Salvini e l’aborto. Interruzione di gravidanza, in provincia il diritto è garantito

SONDRIO – “Mi auguro che il diritto a non abortire per chi non vuole farlo sia sacrosanto”. Hanno fatto discutere le recenti parole del leader della Lega Matteo Salvini a proposito dell’interruzione di gravidanza.
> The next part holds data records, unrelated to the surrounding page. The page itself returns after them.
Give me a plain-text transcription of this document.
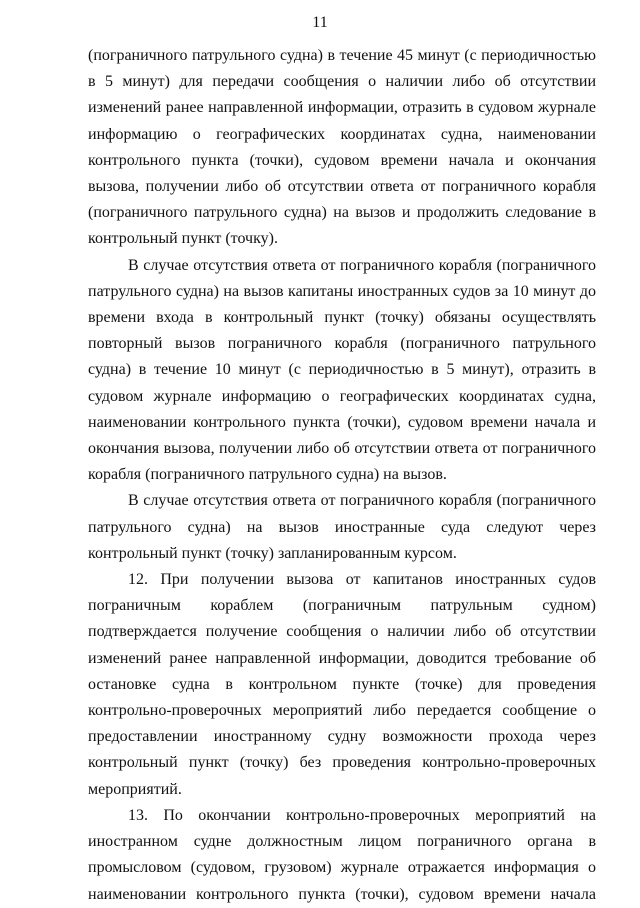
11

(пограничного патрульного судна) в течение 45 минут (с периодичностью в 5 минут) для передачи сообщения о наличии либо об отсутствии изменений ранее направленной информации, отразить в судовом журнале информацию о географических координатах судна, наименовании контрольного пункта (точки), судовом времени начала и окончания вызова, получении либо об отсутствии ответа от пограничного корабля (пограничного патрульного судна) на вызов и продолжить следование в контрольный пункт (точку).

В случае отсутствия ответа от пограничного корабля (пограничного патрульного судна) на вызов капитаны иностранных судов за 10 минут до времени входа в контрольный пункт (точку) обязаны осуществлять повторный вызов пограничного корабля (пограничного патрульного судна) в течение 10 минут (с периодичностью в 5 минут), отразить в судовом журнале информацию о географических координатах судна, наименовании контрольного пункта (точки), судовом времени начала и окончания вызова, получении либо об отсутствии ответа от пограничного корабля (пограничного патрульного судна) на вызов.

В случае отсутствия ответа от пограничного корабля (пограничного патрульного судна) на вызов иностранные суда следуют через контрольный пункт (точку) запланированным курсом.

12. При получении вызова от капитанов иностранных судов пограничным кораблем (пограничным патрульным судном) подтверждается получение сообщения о наличии либо об отсутствии изменений ранее направленной информации, доводится требование об остановке судна в контрольном пункте (точке) для проведения контрольно-проверочных мероприятий либо передается сообщение о предоставлении иностранному судну возможности прохода через контрольный пункт (точку) без проведения контрольно-проверочных мероприятий.

13. По окончании контрольно-проверочных мероприятий на иностранном судне должностным лицом пограничного органа в промысловом (судовом, грузовом) журнале отражается информация о наименовании контрольного пункта (точки), судовом времени начала
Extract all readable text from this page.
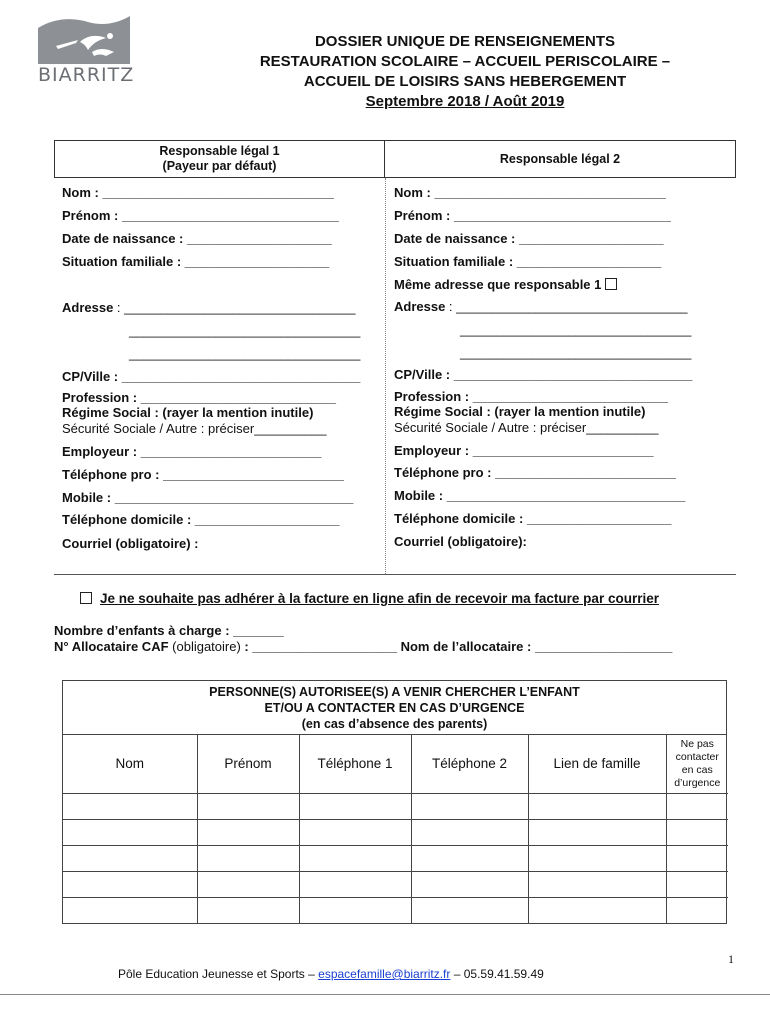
BIARRITZ
DOSSIER UNIQUE DE RENSEIGNEMENTS
RESTAURATION SCOLAIRE – ACCUEIL PERISCOLAIRE –
ACCUEIL DE LOISIRS SANS HEBERGEMENT
Septembre 2018 / Août 2019
Responsable légal 1
(Payeur par défaut)	Responsable légal 2
Nom : ________________________________
Prénom : ______________________________
Date de naissance : ____________________
Situation familiale : ____________________
Adresse : ________________________________
________________________________
________________________________
CP/Ville : _________________________________
Profession : ___________________________
Régime Social : (rayer la mention inutile)
Sécurité Sociale / Autre : préciser__________
Employeur : _________________________
Téléphone pro : _________________________
Mobile : _________________________________
Téléphone domicile : ____________________
Courriel (obligatoire) :
Nom : ________________________________
Prénom : ______________________________
Date de naissance : ____________________
Situation familiale : ____________________
Même adresse que responsable 1
Adresse : ________________________________
________________________________
________________________________
CP/Ville : _________________________________
Profession : ___________________________
Régime Social : (rayer la mention inutile)
Sécurité Sociale / Autre : préciser__________
Employeur : _________________________
Téléphone pro : _________________________
Mobile : _________________________________
Téléphone domicile : ____________________
Courriel (obligatoire):
Je ne souhaite pas adhérer à la facture en ligne afin de recevoir ma facture par courrier
Nombre d’enfants à charge : _______
N° Allocataire CAF (obligatoire) : ____________________ Nom de l’allocataire : ___________________
PERSONNE(S) AUTORISEE(S) A VENIR CHERCHER L’ENFANT
ET/OU A CONTACTER EN CAS D’URGENCE
(en cas d’absence des parents)
Nom	Prénom	Téléphone 1	Téléphone 2	Lien de famille	Ne pas
contacter
en cas
d’urgence

1
Pôle Education Jeunesse et Sports – espacefamille@biarritz.fr – 05.59.41.59.49
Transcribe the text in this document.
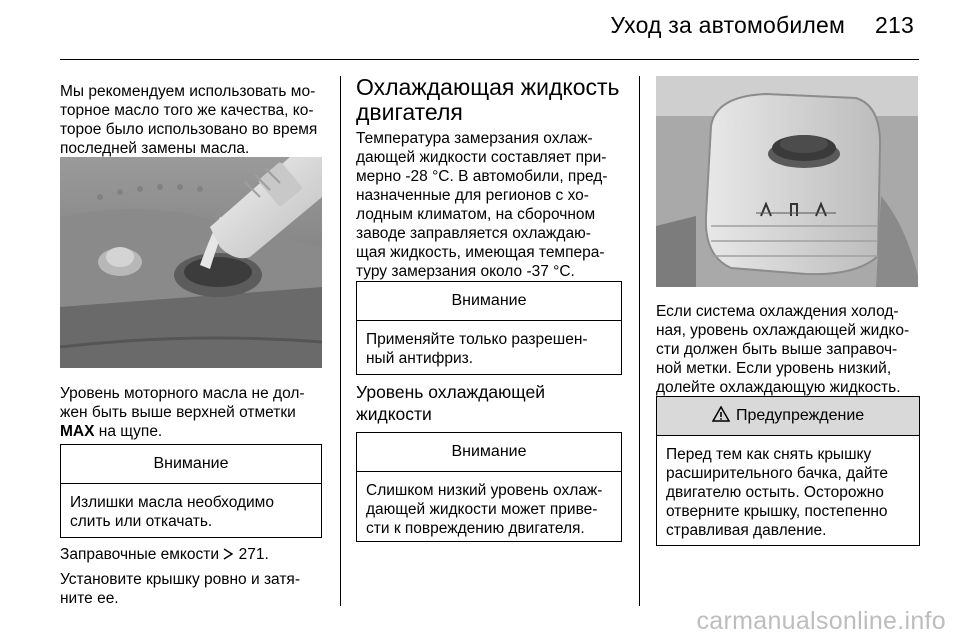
Уход за автомобилем 213

Мы рекомендуем использовать мо-

торное масло того же качества, ко-

торое было использовано во время

последней замены масла.

Уровень моторного масла не дол-

жен быть выше верхней отметки

MAX на щупе.

Внимание
Излишки масла необходимо
слить или откачать.
Заправочные емкости 271.

Установите крышку ровно и затя-

ните ее.

Охлаждающая жидкость
двигателя

Температура замерзания охлаж-

дающей жидкости составляет при-

мерно -28 °C. В автомобили, пред-

назначенные для регионов с хо-

лодным климатом, на сборочном

заводе заправляется охлаждаю-

щая жидкость, имеющая темпера-

туру замерзания около -37 °C.

Внимание
Применяйте только разрешен-
ный антифриз.
Уровень охлаждающей
жидкости
Внимание
Слишком низкий уровень охлаж-
дающей жидкости может приве-
сти к повреждению двигателя.

Если система охлаждения холод-

ная, уровень охлаждающей жидко-

сти должен быть выше заправоч-

ной метки. Если уровень низкий,

долейте охлаждающую жидкость.

Предупреждение
Перед тем как снять крышку
расширительного бачка, дайте
двигателю остыть. Осторожно
отверните крышку, постепенно
стравливая давление.
carmanualsonline.info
Ma com’è la situazione in Valtellina? Nel 2018 le donne che, su tutto il territorio dell’Asst della Montagna, hanno deciso di sottoporsi ad un’operazione di questo tipo sono state 135 – di cui sei per motivi terapeutici – mentre quest’anno, dato aggiornato a giugno, le operazioni sono state 48.

Tra le maggiori problematicità riscontrate negli ospedali lombardi, quella dell’elevato numero di medici obiettori di coscienza: in 11 strutture oltre l’80% dei dottori non pratica aborti e non somministra la RU486 – pillola abortiva – mentre in 5 nosocomi, tra cui Sondalo e Chiavenna, la percentuale è del 100%.

Per quanto riguarda gli ospedali provinciali, però, il dato andrebbe letto non come una scarsità di medici disponibili a praticare le interruzioni di gravidanza quanto, piuttosto, alla volontà da parte dell’Asst di tutelare, quanto più possibile, la privacy delle donne che, infatti, vengono tutte, senza eccezioni, indirizzate presso l’ospedale di Sondrio per questo tipo di interventi.

A confermare la lettura anche il numero contenuto – la media nazionale, secondo dati del 2015, è di poco superiore al 70% – di personale obiettore di coscienza, pari circa al 50% del totale. A fronte di 54 medici presenti, fra ginecologi ed anestesisti, 33 di loro hanno deciso di non praticare operazioni di interruzione di gravidanza e di non prescrivere la pillola abortiva mentre tra i 131 assistenti – infermieri e tutto il personale che, a vario titolo, può essere chiamato a partecipare alle operazioni – 80 non sono obiettori.

Discorso diverso, invece, per quanto riguarda la somministrazione delle pillole abortive non utilizzate nelle strutture di Valtellina e Valchiavenna.

Il problema, però, non sarebbe unicamente degli ospedali dell’Asst: in Lombardia, infatti, solamente l’8,2% dei nosocomi offre questa possibilità a fronte di una media nazionale che si attesta al 18%.